Notes: This practically clobbered me over the head in the shower today – which was not only painful, but potentially dangerous.

Spoilers : Up to and including 12.18 "Strange Bedfellows" Which I haven't seen. I'm extrapolating from screencaps, and my own imagination, and the thread at FanForum.

Content Warning : Nothing

Disclaimer: ER and its characters are the property of Michael Crichton, John Wells, Amblin Entertainment and Constant C Productions. No infringement intended and these characters are used within without permission.

Take Control

I learned long ago that you cannot control everything in your life.

What you have to do is take control of the things that you can, and hope the rest will fall into place.

After all, you can never control how someone else feels.

How someone else reacts.

I have learned to control the things I can.

I control the little things – like getting up on time each morning, and keeping myself looking clean and tidy. Things like making sure I eat well enough and drink enough water in a day.

Things like making sure I take vitamins and go for a run at least twice a week.

I can control not running out of milk. I can control paying the utility bills and making sure I have hot water. I can control making sure the laundry is done.

What I have not yet learned to control are my feelings, my impulses, my instincts.

My neuroses.

That's why I had to move out. I was controlling what I could. I was taking the only definitive action I could to put enough space between us.
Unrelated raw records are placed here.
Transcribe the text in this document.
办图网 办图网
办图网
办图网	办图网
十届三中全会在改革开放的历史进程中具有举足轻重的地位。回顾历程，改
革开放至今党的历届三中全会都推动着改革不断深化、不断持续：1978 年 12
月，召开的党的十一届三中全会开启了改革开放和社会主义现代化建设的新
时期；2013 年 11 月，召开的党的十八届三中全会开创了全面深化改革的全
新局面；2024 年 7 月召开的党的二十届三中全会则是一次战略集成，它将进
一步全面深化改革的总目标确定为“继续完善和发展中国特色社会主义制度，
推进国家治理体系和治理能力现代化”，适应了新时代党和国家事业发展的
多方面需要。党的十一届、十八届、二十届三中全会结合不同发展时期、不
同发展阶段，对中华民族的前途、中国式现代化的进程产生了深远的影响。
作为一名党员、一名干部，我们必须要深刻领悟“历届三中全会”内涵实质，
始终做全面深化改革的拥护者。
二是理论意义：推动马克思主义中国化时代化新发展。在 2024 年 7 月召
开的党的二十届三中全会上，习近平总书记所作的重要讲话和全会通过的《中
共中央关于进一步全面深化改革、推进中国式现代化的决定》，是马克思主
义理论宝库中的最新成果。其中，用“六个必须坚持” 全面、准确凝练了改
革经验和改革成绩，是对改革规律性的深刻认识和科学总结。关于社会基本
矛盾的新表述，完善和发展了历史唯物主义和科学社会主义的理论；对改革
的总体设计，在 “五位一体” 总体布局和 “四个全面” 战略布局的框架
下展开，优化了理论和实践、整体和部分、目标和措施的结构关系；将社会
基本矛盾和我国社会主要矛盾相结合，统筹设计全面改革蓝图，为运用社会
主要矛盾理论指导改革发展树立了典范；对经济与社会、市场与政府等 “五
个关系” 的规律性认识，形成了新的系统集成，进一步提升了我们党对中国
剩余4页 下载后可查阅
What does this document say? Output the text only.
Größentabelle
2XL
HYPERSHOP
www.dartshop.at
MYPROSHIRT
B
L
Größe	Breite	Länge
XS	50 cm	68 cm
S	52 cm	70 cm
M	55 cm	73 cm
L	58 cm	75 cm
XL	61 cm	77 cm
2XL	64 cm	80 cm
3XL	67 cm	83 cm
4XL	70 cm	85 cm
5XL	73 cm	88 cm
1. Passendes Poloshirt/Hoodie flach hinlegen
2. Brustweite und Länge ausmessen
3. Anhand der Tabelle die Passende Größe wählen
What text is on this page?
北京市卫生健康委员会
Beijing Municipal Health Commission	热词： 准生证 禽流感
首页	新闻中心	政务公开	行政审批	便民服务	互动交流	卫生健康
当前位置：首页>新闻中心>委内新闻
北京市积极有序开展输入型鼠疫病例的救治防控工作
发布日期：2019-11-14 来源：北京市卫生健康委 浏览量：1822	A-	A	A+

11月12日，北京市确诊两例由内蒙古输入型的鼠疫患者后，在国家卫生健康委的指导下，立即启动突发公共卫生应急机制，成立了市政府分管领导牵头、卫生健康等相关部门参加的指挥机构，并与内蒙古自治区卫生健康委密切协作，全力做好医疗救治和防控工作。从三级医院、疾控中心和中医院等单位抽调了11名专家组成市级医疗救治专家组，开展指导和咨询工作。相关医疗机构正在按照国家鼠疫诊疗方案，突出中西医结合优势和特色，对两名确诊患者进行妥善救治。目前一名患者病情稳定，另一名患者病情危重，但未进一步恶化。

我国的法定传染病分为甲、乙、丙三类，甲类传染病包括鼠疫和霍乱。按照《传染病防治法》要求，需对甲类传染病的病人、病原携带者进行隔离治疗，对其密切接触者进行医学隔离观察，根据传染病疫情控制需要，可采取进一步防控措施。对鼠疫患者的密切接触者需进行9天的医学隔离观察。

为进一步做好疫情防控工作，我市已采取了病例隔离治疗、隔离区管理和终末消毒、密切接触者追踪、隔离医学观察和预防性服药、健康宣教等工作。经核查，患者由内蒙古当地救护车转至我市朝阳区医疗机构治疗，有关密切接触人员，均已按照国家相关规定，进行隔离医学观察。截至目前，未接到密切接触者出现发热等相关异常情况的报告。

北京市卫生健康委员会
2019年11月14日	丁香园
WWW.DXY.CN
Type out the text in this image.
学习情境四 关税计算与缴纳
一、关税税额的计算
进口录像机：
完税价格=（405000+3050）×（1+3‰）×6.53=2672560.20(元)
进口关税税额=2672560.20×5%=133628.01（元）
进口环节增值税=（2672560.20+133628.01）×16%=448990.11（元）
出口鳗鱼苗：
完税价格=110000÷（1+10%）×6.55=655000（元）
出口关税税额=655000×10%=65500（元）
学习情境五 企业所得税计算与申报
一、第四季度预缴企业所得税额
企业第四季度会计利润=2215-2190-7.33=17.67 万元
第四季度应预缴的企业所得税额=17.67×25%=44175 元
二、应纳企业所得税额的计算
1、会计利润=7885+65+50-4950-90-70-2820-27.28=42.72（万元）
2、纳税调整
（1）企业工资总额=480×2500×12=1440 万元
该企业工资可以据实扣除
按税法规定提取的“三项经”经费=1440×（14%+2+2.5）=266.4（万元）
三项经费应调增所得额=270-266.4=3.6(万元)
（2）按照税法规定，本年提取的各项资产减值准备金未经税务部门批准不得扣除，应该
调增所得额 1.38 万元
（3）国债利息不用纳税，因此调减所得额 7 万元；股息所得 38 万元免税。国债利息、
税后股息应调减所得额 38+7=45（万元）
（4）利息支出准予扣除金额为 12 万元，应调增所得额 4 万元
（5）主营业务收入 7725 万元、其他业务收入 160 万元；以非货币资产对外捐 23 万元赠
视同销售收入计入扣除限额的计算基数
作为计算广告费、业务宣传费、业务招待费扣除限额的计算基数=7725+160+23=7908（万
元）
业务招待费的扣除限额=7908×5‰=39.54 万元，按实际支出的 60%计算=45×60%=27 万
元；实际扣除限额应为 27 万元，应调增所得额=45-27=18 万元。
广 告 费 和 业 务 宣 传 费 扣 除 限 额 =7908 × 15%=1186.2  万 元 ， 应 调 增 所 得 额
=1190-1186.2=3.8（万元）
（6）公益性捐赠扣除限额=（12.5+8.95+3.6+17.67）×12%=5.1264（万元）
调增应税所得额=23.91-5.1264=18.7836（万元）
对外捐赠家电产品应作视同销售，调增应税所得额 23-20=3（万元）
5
I had to take a step back before I could even begin to figure out where my next step forward would be.

Because the intensity of what was happening frightened me.

I feared for myself and I feared for him. I feared for us and what would have happened if I had stayed.

I should say I feared for my marriage. But my marriage is a sham. A cover.

An excuse.

My loyalty to my husband is the shield behind which I hide.

What I'm feeling, have felt, recently hasn't exactly hit me like a bolt from the blue. There's been something building for a long time.

A natural chemistry that I've learned doesn't come along very often.

I moved out because I don't want it to flash and pass. I don't want it to be a short-lived fling.

I don't want him to be the affair that ends my marriage. He deserves more than that.

I have no control over the way I feel about him. Nor the way he clearly feels about me. The combination of those two sets of emotions tilted my whole world on its axis.

It threw me completely off balance – if only on the inside.

There was a moment. A moment where if I had spoken, I could have altered the course of things to come irretrievably. If I had said what I wanted, and he needed to hear, things would have been very different now.

But you can't act in the heat of the moment like that.

You can't act when you don't know which way is up and which is down.

Decisions made like that only end up causing more hurt.

It may not seem like it now, but getting in that taxi really was the best thing to do. He won't understand, in the short term it will be hard to get past the rejection.

The fact that he laid himself on the line, bared himself in a way he'd never been brave enough to do before, and still I left.

I have no control over the fact that ever since I got to Abby's, he's the only thing that's been on my mind.

It may seem crazy to have walked away. But this is control. I keep reminding myself of this, alone in this relatively unfamiliar apartment that isn't quite my own.

This is space and distance and breathing space. This is stopping the intensity of it burning us both up. This is preserving fidelity and allowing my marriage to end for less than sordid reasons.

I will sleep tonight in a bed that isn't mine. In a place I can't call home. And I hope that in the morning I will know.

If my instincts were right all along.

That if, deep down, it really has always been him.